Looking ahead, the return of liquidity next year could ignite a genuine bull market for Bitcoin and other cryptocurrencies. Ju's view, aligned with Gromen's macro analysis, suggests that once liquidity eases, assets like BTC will benefit from increased demand. This broader market implication points to institutional flows potentially ramping up, driving prices higher. For now, traders are advised to adopt a cautious stance, focusing on risk management amid tightening conditions. Strategies might include diversifying into stablecoins or exploring options trading to capitalize on volatility without full exposure. Market sentiment remains weak, but monitoring macro events, such as Federal Reserve signals on liquidity, will be key. In terms of SEO-optimized Bitcoin trading insights, keywords like BTC price prediction, crypto market analysis, and trading opportunities underscore the importance of staying informed. Ultimately, while short-term pain is likely, the long-term outlook hinges on liquidity revival, offering patient traders significant upside potential.
Trading Strategies Amid Bearish Bitcoin Sentiment
To navigate this bearish phase, cryptocurrency traders should prioritize strategies that account for macro risks. For instance, scaling into positions during potential bounces toward 100K could yield profits if resistance breaks, but setting stop-losses below recent lows is essential to mitigate lower low risks. On-chain metrics, such as network activity and whale movements, provide supporting evidence for these trades, as highlighted by Ju. Broader implications extend to AI tokens and stock market correlations; liquidity tightening could suppress AI-driven crypto projects, while stock sell-offs in tech sectors might drag BTC lower. Institutional investors, facing risk asset sales, may delay entries until next year, affecting trading volumes.

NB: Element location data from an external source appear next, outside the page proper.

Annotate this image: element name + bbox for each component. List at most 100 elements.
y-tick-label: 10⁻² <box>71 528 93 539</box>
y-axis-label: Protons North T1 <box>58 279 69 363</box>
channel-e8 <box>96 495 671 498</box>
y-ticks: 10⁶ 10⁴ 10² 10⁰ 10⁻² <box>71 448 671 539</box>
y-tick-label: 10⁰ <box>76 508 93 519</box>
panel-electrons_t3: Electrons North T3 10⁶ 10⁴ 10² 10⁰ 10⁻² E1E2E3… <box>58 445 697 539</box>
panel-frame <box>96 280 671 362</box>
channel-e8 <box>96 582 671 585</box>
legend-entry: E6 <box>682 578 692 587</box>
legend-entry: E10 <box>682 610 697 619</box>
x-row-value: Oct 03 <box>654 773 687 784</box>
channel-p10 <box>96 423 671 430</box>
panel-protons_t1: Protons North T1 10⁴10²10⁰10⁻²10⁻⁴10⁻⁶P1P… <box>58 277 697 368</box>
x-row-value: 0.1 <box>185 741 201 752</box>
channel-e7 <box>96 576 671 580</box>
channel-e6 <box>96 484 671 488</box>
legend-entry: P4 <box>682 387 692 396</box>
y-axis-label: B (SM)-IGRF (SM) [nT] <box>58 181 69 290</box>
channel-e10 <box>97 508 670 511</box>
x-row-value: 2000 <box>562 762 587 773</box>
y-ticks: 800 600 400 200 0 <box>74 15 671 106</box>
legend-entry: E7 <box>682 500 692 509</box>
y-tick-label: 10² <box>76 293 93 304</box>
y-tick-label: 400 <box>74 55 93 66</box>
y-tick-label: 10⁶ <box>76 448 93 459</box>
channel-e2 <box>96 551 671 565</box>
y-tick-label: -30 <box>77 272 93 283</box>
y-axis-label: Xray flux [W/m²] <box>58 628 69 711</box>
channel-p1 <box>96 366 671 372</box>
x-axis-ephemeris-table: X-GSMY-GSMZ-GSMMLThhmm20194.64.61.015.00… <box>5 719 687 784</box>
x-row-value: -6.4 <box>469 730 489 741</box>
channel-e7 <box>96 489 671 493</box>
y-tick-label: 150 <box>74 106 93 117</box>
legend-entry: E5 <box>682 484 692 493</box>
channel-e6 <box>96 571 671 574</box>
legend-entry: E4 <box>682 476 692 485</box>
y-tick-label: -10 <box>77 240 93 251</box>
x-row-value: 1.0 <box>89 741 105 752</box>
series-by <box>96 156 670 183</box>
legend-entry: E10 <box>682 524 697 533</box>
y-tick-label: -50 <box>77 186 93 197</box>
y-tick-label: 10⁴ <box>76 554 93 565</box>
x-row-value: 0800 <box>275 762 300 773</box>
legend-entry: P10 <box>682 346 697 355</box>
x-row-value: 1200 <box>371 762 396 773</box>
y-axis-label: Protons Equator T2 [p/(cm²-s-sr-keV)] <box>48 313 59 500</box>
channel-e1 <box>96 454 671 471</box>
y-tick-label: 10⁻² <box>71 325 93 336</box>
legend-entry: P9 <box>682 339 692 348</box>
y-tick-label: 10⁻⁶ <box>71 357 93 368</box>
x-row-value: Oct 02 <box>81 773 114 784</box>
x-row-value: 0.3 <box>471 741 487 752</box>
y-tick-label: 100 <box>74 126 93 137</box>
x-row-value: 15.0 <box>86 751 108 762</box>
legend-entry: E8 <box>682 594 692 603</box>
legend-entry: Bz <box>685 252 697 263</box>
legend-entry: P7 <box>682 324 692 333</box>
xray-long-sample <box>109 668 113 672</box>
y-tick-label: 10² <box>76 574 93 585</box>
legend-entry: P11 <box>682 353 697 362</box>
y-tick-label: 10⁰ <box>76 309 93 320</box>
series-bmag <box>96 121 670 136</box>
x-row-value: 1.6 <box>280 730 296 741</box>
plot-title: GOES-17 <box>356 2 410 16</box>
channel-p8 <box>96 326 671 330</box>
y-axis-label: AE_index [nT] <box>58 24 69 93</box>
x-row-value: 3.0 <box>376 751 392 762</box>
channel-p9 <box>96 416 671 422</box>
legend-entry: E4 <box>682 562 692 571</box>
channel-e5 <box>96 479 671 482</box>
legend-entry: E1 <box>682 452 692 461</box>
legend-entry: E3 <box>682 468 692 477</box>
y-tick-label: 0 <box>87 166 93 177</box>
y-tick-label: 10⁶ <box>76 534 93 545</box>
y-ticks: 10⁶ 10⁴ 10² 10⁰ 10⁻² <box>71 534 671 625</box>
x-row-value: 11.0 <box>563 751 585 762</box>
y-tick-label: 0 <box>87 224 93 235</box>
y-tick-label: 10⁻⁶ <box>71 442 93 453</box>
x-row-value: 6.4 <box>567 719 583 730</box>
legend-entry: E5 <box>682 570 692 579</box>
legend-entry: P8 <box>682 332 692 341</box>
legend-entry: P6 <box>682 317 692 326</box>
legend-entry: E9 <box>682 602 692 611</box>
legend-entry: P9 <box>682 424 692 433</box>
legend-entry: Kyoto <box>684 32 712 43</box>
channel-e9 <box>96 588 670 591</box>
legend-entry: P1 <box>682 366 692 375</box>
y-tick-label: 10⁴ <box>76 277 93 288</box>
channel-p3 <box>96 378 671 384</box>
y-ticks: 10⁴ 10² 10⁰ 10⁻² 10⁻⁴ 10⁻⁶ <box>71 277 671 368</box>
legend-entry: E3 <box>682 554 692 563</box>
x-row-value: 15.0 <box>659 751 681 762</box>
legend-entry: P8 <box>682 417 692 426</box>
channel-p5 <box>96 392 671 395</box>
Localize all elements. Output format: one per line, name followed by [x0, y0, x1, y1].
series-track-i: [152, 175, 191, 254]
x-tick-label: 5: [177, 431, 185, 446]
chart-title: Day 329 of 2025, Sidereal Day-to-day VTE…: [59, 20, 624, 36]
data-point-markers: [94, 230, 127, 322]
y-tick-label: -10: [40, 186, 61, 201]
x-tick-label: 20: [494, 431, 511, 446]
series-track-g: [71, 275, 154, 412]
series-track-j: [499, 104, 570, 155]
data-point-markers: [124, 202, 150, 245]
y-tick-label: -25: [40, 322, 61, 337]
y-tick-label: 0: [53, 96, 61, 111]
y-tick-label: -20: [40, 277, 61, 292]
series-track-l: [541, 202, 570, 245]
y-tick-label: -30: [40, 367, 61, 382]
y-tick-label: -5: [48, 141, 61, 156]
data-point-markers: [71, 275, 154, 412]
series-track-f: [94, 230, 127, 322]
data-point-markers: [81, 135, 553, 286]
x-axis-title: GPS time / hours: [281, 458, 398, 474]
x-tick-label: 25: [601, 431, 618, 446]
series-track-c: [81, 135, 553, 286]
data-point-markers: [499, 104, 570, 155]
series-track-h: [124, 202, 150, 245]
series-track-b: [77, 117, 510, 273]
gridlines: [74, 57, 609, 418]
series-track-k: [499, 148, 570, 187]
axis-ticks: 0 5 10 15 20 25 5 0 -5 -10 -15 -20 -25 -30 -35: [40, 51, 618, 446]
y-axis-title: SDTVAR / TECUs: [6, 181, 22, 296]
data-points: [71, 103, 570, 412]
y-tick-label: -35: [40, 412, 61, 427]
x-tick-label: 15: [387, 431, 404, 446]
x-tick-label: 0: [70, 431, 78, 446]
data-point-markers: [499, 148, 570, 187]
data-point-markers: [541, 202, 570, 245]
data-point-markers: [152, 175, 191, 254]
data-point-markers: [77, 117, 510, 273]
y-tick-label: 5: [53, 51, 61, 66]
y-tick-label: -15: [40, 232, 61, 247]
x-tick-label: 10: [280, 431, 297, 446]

By analyzing these dynamics, traders can identify undervalued entry points, perhaps in BTC perpetual futures or spot markets. Remember, factual accuracy is paramount—data from November 21, 2025, shows this sentiment, urging a data-backed approach. In summary, while the market appears bearish, strategic positioning could turn challenges into opportunities, with liquidity's return poised to redefine the crypto landscape.